O núcleo central do art. 9º refere-se a “auferir qualquer tipo de vantagem patrimonial indevida em razão do exercício do cargo, mandato, função, emprego ou atividade nas entidades mencionadas no art. 1° da lei”. Percebeu-se que o legislador quis fechar qualquer porta de acesso daqueles que desejariam aproveitar-se de alguma forma do seu cargo público para que em razão dele conseguisse burlar qualquer meio de fiscalização e se apropriar de vantagem quer seja patrimonial ou não.

Art. 9° Constitui ato de improbidade administrativa importando enriquecimento ilícito auferir qualquer tipo de vantagem patrimonial indevida em razão do exercício de cargo, mandato, função, emprego ou atividade nas entidades mencionadas no art. 1° desta lei, e notadamente:

        I - receber, para si ou para outrem, dinheiro, bem móvel ou imóvel, ou qualquer outra vantagem econômica, direta ou indireta, a título de comissão, percentagem, gratificação ou presente de quem tenha interesse, direto ou indireto, que possa ser atingido ou amparado por ação ou omissão decorrente das atribuições do agente público;

        II - perceber vantagem econômica, direta ou indireta, para facilitar a aquisição, permuta ou locação de bem móvel ou imóvel, ou a contratação de serviços pelas entidades referidas no art. 1° por preço superior ao valor de mercado;

        III - perceber vantagem econômica, direta ou indireta, para facilitar a alienação, permuta ou locação de bem público ou o fornecimento de serviço por ente estatal por preço inferior ao valor de mercado;

        IV - utilizar, em obra ou serviço particular, veículos, máquinas, equipamentos ou material de qualquer natureza, de propriedade ou à disposição de qualquer das entidades mencionadas no art. 1° desta lei, bem como o trabalho de servidores públicos, empregados ou terceiros contratados por essas entidades;

        V - receber vantagem econômica de qualquer natureza, direta ou indireta, para tolerar a exploração ou a prática de jogos de azar, de lenocínio, de narcotráfico, de contrabando, de usura ou de qualquer outra atividade ilícita, ou aceitar promessa de tal vantagem;

        VI - receber vantagem econômica de qualquer natureza, direta ou indireta, para fazer declaração falsa sobre medição ou avaliação em obras públicas ou qualquer outro serviço, ou sobre quantidade, peso, medida, qualidade ou característica de mercadorias ou bens fornecidos a qualquer das entidades mencionadas no art. 1º desta lei;

        VII - adquirir, para si ou para outrem, no exercício de mandato, cargo, emprego ou função pública, bens de qualquer natureza cujo valor seja desproporcional à evolução do patrimônio ou à renda do agente público;

        VIII - aceitar emprego, comissão ou exercer atividade de consultoria ou assessoramento para pessoa física ou jurídica que tenha interesse suscetível de ser atingido ou amparado por ação ou omissão decorrente das atribuições do agente público, durante a atividade;

        IX - perceber vantagem econômica para intermediar a liberação ou aplicação de verba pública de qualquer natureza;

        X - receber vantagem econômica de qualquer natureza, direta ou indiretamente, para omitir ato de ofício, providência ou declaração a que esteja obrigado;

        XI - incorporar, por qualquer forma, ao seu patrimônio bens, rendas, verbas ou valores integrantes do acervo patrimonial das entidades mencionadas no art. 1° desta lei;

        XII - usar, em proveito próprio, bens, rendas, verbas ou valores integrantes do acervo patrimonial das entidades mencionadas no art. 1° desta lei.

3.2 Atos de Improbidade Lesivos ao Erário

A lei é cristalina, quando trata dos atos de improbidade que causam prejuízo ao erário (tesouro, fazenda pública).
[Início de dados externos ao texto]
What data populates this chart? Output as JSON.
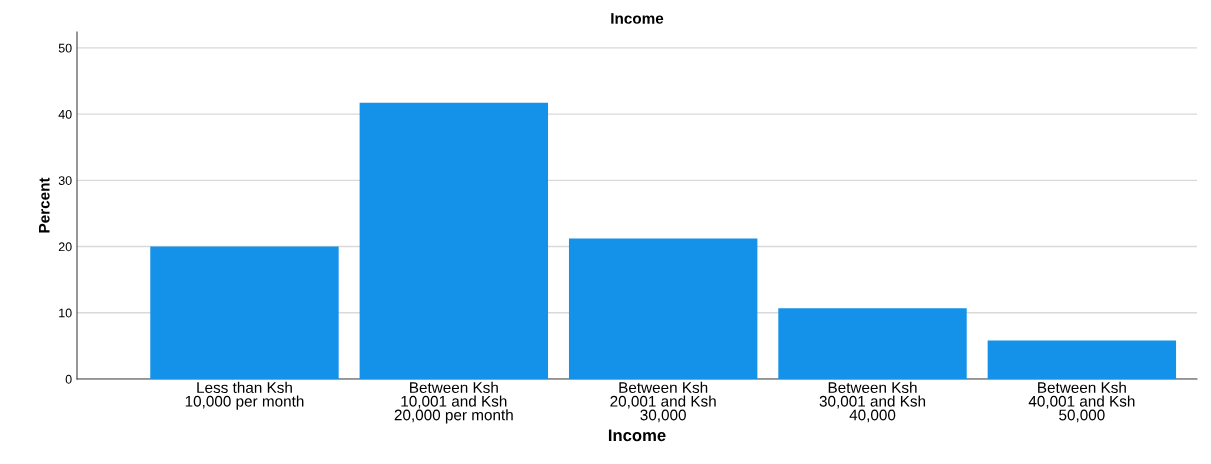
{
  "chart_data": {
    "type": "bar",
    "title": "Income",
    "xlabel": "Income",
    "ylabel": "Percent",
    "categories": [
      "Less than Ksh\n10,000 per month",
      "Between Ksh\n10,001 and Ksh\n20,000 per month",
      "Between Ksh\n20,001 and Ksh\n30,000",
      "Between Ksh\n30,001 and Ksh\n40,000",
      "Between Ksh\n40,001 and Ksh\n50,000"
    ],
    "values": [
      20.0,
      41.7,
      21.2,
      10.7,
      5.8
    ],
    "color": "#1491e8",
    "ylim": [
      0,
      52.4
    ],
    "yticks": [
      0,
      10,
      20,
      30,
      40,
      50
    ],
    "grid": "y"
  }
}
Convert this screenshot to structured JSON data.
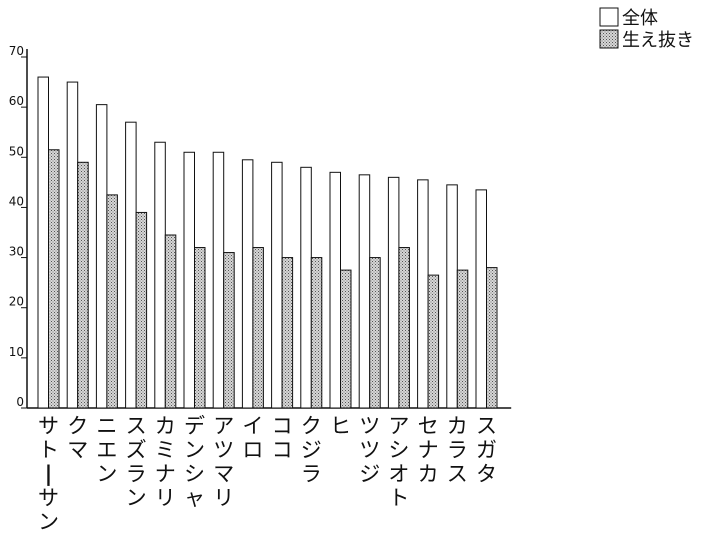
{
  "chart_data": {
    "type": "bar",
    "categories": [
      "サトーサン",
      "クマ",
      "ニエン",
      "スズラン",
      "カミナリ",
      "デンシャ",
      "アツマリ",
      "イロ",
      "ココ",
      "クジラ",
      "ヒ",
      "ツツジ",
      "アシオト",
      "セナカ",
      "カラス",
      "スガタ"
    ],
    "series": [
      {
        "name": "全体",
        "values": [
          66,
          65,
          60.5,
          57,
          53,
          51,
          51,
          49.5,
          49,
          48,
          47,
          46.5,
          46,
          45.5,
          44.5,
          43.5
        ],
        "fill": "#ffffff"
      },
      {
        "name": "生え抜き",
        "values": [
          51.5,
          49,
          42.5,
          39,
          34.5,
          32,
          31,
          32,
          30,
          30,
          27.5,
          30,
          32,
          26.5,
          27.5,
          28
        ],
        "fill": "#c8c8c8"
      }
    ],
    "yticks": [
      0,
      10,
      20,
      30,
      40,
      50,
      60,
      70
    ],
    "ylim": [
      0,
      70
    ],
    "legend": "top-right"
  }
}
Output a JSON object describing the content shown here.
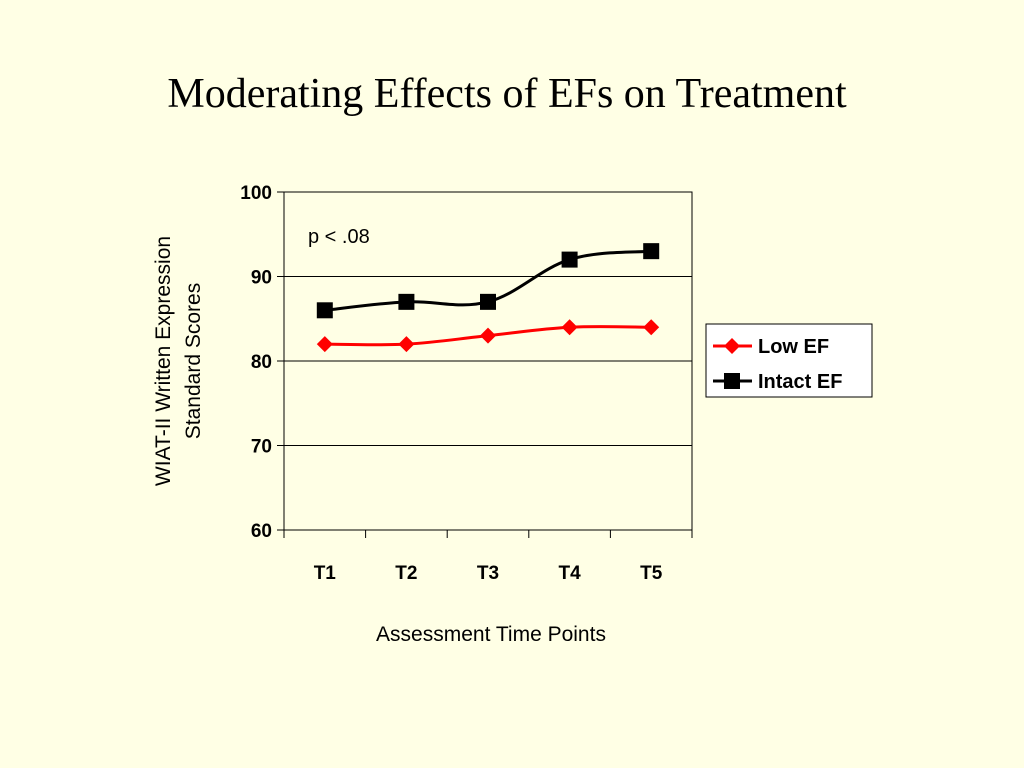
{
  "slide": {
    "title": "Moderating Effects of EFs on Treatment"
  },
  "colors": {
    "background": "#FFFFE5",
    "low_ef": "#FF0000",
    "intact_ef": "#000000"
  },
  "chart_data": {
    "type": "line",
    "title": "",
    "xlabel": "Assessment Time Points",
    "ylabel_lines": [
      "WIAT-II Written Expression",
      "Standard Scores"
    ],
    "categories": [
      "T1",
      "T2",
      "T3",
      "T4",
      "T5"
    ],
    "ylim": [
      60,
      100
    ],
    "yticks": [
      60,
      70,
      80,
      90,
      100
    ],
    "grid": "horizontal",
    "legend_position": "right",
    "annotation": "p < .08",
    "series": [
      {
        "name": "Low EF",
        "values": [
          82,
          82,
          83,
          84,
          84
        ],
        "marker": "diamond",
        "color": "#FF0000"
      },
      {
        "name": "Intact EF",
        "values": [
          86,
          87,
          87,
          92,
          93
        ],
        "marker": "square",
        "color": "#000000"
      }
    ]
  }
}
A improbidade administrativa, neste caso, manifesta-se, pela ação ou omissão dolosa (voluntária) ou culposa (involuntária) que produza perda patrimonial, desvio, apropriação, malbarato ou dilapidação dos bens ou haveres das entidades discriminadas no artigo 1º da Lei 8.429/92, então vejamos:

Art. 1° Os atos de improbidade praticados por qualquer agente público, servidor ou não, contra a administração direta, indireta ou fundacional de qualquer dos Poderes da União, dos Estados, do Distrito Federal, dos Municípios, de Território, de empresa incorporada ao patrimônio público ou de entidade para cuja criação ou custeio o erário haja concorrido ou concorra com mais de cinqüenta por cento do patrimônio ou da receita anual, serão punidos na forma desta lei.

Parágrafo único. Estão também sujeitos às penalidades desta lei os atos de improbidade praticados contra o patrimônio de entidade que receba subvenção, benefício ou incentivo, fiscal ou creditício, de órgão público bem como daquelas para cuja criação ou custeio o erário haja concorrido ou concorra com menos de cinqüenta por cento do patrimônio ou da receita anual, limitando-se, nestes casos, a sanção patrimonial à repercussão do ilícito sobre a contribuição dos cofres públicos.

O erário é o fisco, a fazenda pública, o tesouro, refere-se ao aspecto econômico – financeiro, o patrimônio público é mais abrangente, pois abarca os bens de valor econômico – financeiro e também os de valor histórico, estético, cultural, artístico e turístico.

O agente público estará sujeito aos imperativos da norma do artigo 10, quando da sua conduta resultar lesão ao erário público. O elemento subjetivo tanto poderá ser a culpa quanto o dolo, conduta ativa ou omissiva. (PAZZAGLINI FILHO, Marino.; ROSA, Marcio Fernando Elias.; FAZZIO JUNIOR, Waldo. 1999, p. 75).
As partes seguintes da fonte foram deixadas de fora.